- blad nr 18
- 14-11-2015
- auteur . Overige
- Opinie
Repareer de vroege selectie weer
In Nederland worden leerlingen al op twaalfjarige leeftijd gesorteerd naar verschillende leerniveaus. In veel andere landen gebeurt dit pas later. Het idee achter selectie is dat leerlingen van verschillende niveaus onderwijs ontvangen dat optimaal aansluit bij hun capaciteiten, wat hun leerprestaties ten goede zou komen. Al langer wordt vanuit verschillende hoeken kritiek geuit op de vroege selectie in Nederland. Leerlingen worden te vroeg en te rigide van elkaar gescheiden. Dit zou zichzelf waarmakende voorspellingen creëren: plaats leerlingen in aparte groepen met een verschillend onderwijsaanbod, en hun prestaties lopen vanzelf verder uit elkaar.
Een ander kritiekpunt gaat over de sociale ongelijkheid: hoe vroeger leerlingen naar niveau gesorteerd worden, hoe sterker het effect van het ouderlijk milieu op de schoolloopbaan.
Een groep onderzoekers, waaronder de auteur van dit artikel, van de Universiteit van Amsterdam, Erasmus Universiteit en Maastricht University onderzocht de gevolgen van de inrichting van onderwijsstelsels voor verschillende onderwijsuitkomsten. In Onderwijsstelsels vergeleken rapporteren zij dat leerlingen in landen die vroeg selecteren geen betere leerprestaties behalen dan in landen waar de selectie later is. Leerlingen in landen die vroeg selecteren blijken slechter te scoren op burgerschapsvaardigheden, en er bestaat inderdaad een grotere ongelijkheid in leerprestaties naar ouderlijk milieu in vroeg selecterende landen.
Het Nederlandse onderwijsstelsel kent van oudsher veel reparatiemogelijkheden na het moment van selectie: leerlingen kunnen op- en afstromen naar hogere en lagere niveaus en kunnen naar wens opleidingsniveaus stapelen. Ook kende Nederland tot voor kort veel middelbare scholen met een heterogene brugperiode van een of twee jaar. Zo werden de scherpe kantjes van de vroege selectie er een beetje afgehaald.
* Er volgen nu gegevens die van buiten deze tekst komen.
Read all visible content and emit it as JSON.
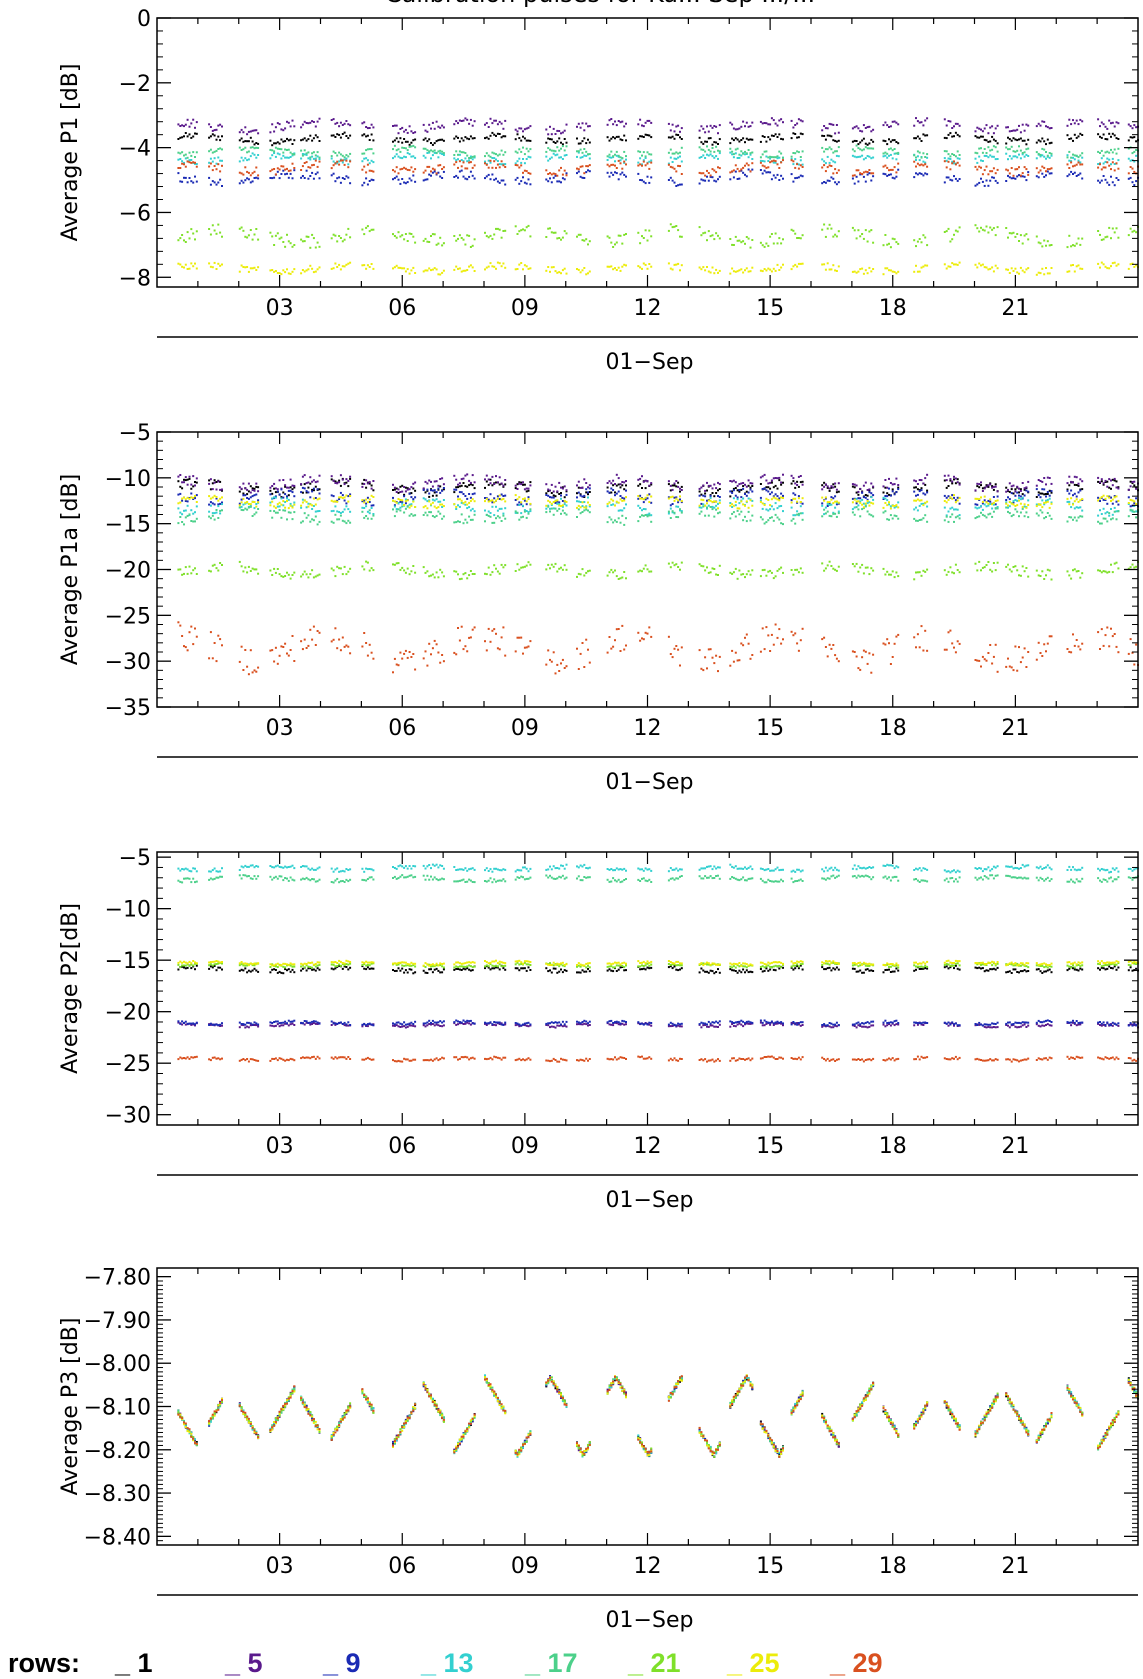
{
  "title": "Calibration pulses for Ku... Sep .../...",
  "legend": {
    "prefix": "rows:",
    "items": [
      {
        "row": "1",
        "label": "_ 1",
        "color": "#000000"
      },
      {
        "row": "5",
        "label": "_ 5",
        "color": "#5a1a8c"
      },
      {
        "row": "9",
        "label": "_ 9",
        "color": "#1a2ab4"
      },
      {
        "row": "13",
        "label": "_ 13",
        "color": "#33d0d0"
      },
      {
        "row": "17",
        "label": "_ 17",
        "color": "#4cd08a"
      },
      {
        "row": "21",
        "label": "_ 21",
        "color": "#7fe02a"
      },
      {
        "row": "25",
        "label": "_ 25",
        "color": "#ecec0a"
      },
      {
        "row": "29",
        "label": "_ 29",
        "color": "#d9501f"
      }
    ]
  },
  "chart_data": [
    {
      "type": "scatter",
      "ylabel": "Average  P1  [dB]",
      "xlabel": "01−Sep",
      "xlim": [
        0,
        24
      ],
      "xticks": [
        3,
        6,
        9,
        12,
        15,
        18,
        21
      ],
      "xtick_labels": [
        "03",
        "06",
        "09",
        "12",
        "15",
        "18",
        "21"
      ],
      "ylim": [
        -8.3,
        0
      ],
      "yticks": [
        0,
        -2,
        -4,
        -6,
        -8
      ],
      "ytick_labels": [
        "0",
        "−2",
        "−4",
        "−6",
        "−8"
      ],
      "series": [
        {
          "row": "1",
          "level": -3.7,
          "amp": 0.15
        },
        {
          "row": "5",
          "level": -3.3,
          "amp": 0.2
        },
        {
          "row": "9",
          "level": -4.9,
          "amp": 0.2
        },
        {
          "row": "13",
          "level": -4.3,
          "amp": 0.15
        },
        {
          "row": "17",
          "level": -4.1,
          "amp": 0.15
        },
        {
          "row": "21",
          "level": -6.7,
          "amp": 0.3
        },
        {
          "row": "25",
          "level": -7.7,
          "amp": 0.15
        },
        {
          "row": "29",
          "level": -4.6,
          "amp": 0.2
        }
      ]
    },
    {
      "type": "scatter",
      "ylabel": "Average  P1a  [dB]",
      "xlabel": "01−Sep",
      "xlim": [
        0,
        24
      ],
      "xticks": [
        3,
        6,
        9,
        12,
        15,
        18,
        21
      ],
      "xtick_labels": [
        "03",
        "06",
        "09",
        "12",
        "15",
        "18",
        "21"
      ],
      "ylim": [
        -35,
        -5
      ],
      "yticks": [
        -5,
        -10,
        -15,
        -20,
        -25,
        -30,
        -35
      ],
      "ytick_labels": [
        "−5",
        "−10",
        "−15",
        "−20",
        "−25",
        "−30",
        "−35"
      ],
      "series": [
        {
          "row": "1",
          "level": -11,
          "amp": 0.8
        },
        {
          "row": "5",
          "level": -10.5,
          "amp": 0.8
        },
        {
          "row": "9",
          "level": -12,
          "amp": 0.8
        },
        {
          "row": "13",
          "level": -13,
          "amp": 0.8
        },
        {
          "row": "17",
          "level": -14,
          "amp": 0.8
        },
        {
          "row": "21",
          "level": -20,
          "amp": 0.8
        },
        {
          "row": "25",
          "level": -12.5,
          "amp": 0.6
        },
        {
          "row": "29",
          "level": -28.5,
          "amp": 2.2
        }
      ]
    },
    {
      "type": "scatter",
      "ylabel": "Average  P2[dB]",
      "xlabel": "01−Sep",
      "xlim": [
        0,
        24
      ],
      "xticks": [
        3,
        6,
        9,
        12,
        15,
        18,
        21
      ],
      "xtick_labels": [
        "03",
        "06",
        "09",
        "12",
        "15",
        "18",
        "21"
      ],
      "ylim": [
        -31,
        -4.5
      ],
      "yticks": [
        -5,
        -10,
        -15,
        -20,
        -25,
        -30
      ],
      "ytick_labels": [
        "−5",
        "−10",
        "−15",
        "−20",
        "−25",
        "−30"
      ],
      "series": [
        {
          "row": "1",
          "level": -15.8,
          "amp": 0.3
        },
        {
          "row": "5",
          "level": -21.2,
          "amp": 0.2
        },
        {
          "row": "9",
          "level": -21.0,
          "amp": 0.2
        },
        {
          "row": "13",
          "level": -6.0,
          "amp": 0.3
        },
        {
          "row": "17",
          "level": -7.0,
          "amp": 0.3
        },
        {
          "row": "21",
          "level": -15.4,
          "amp": 0.2
        },
        {
          "row": "25",
          "level": -15.2,
          "amp": 0.2
        },
        {
          "row": "29",
          "level": -24.5,
          "amp": 0.2
        }
      ]
    },
    {
      "type": "scatter",
      "ylabel": "Average  P3  [dB]",
      "xlabel": "01−Sep",
      "xlim": [
        0,
        24
      ],
      "xticks": [
        3,
        6,
        9,
        12,
        15,
        18,
        21
      ],
      "xtick_labels": [
        "03",
        "06",
        "09",
        "12",
        "15",
        "18",
        "21"
      ],
      "ylim": [
        -8.42,
        -7.78
      ],
      "yticks": [
        -7.8,
        -7.9,
        -8.0,
        -8.1,
        -8.2,
        -8.3,
        -8.4
      ],
      "ytick_labels": [
        "−7.80",
        "−7.90",
        "−8.00",
        "−8.10",
        "−8.20",
        "−8.30",
        "−8.40"
      ],
      "series": [
        {
          "row": "1",
          "level": -8.12,
          "amp": 0.1
        },
        {
          "row": "5",
          "level": -8.12,
          "amp": 0.1
        },
        {
          "row": "9",
          "level": -8.12,
          "amp": 0.1
        },
        {
          "row": "13",
          "level": -8.12,
          "amp": 0.1
        },
        {
          "row": "17",
          "level": -8.12,
          "amp": 0.1
        },
        {
          "row": "21",
          "level": -8.12,
          "amp": 0.1
        },
        {
          "row": "25",
          "level": -8.12,
          "amp": 0.1
        },
        {
          "row": "29",
          "level": -8.12,
          "amp": 0.1
        }
      ]
    }
  ]
}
Maar de laatste jaren zien we een ontwikkeling in tegengestelde richting. Scholen verkorten hun heterogene brugperiode, of versmallen deze door bijvoorbeeld enkel nog combinatieklassen havo/vwo aan te bieden. Ook splitsen brede schoolgemeenschappen zich in toenemende mate op: vmbo-afdelingen worden afgestoten of op een aparte locatie ondergebracht. Tegelijkertijd zien we een inperking van de opstroom naar hogere niveaus. Een vmbo-t diploma geeft bijvoorbeeld niet meer automatisch toegang tot de havo. Verder accepteren middelbare scholen minder dubbele niveau-adviezen en plaatsen ze een leerling bij twijfel over het niveau lager.
Het gevolg van deze ontwikkelingen is dat de niveauplaatsing in leerjaar één van het voortgezet onderwijs in toenemende mate bepalend is voor de verdere schoolloopbaan en carrière van leerlingen. Hierdoor ontstaat een enorme druk op de niveauplaatsing bij de overgang van basis- naar voortgezet onderwijs.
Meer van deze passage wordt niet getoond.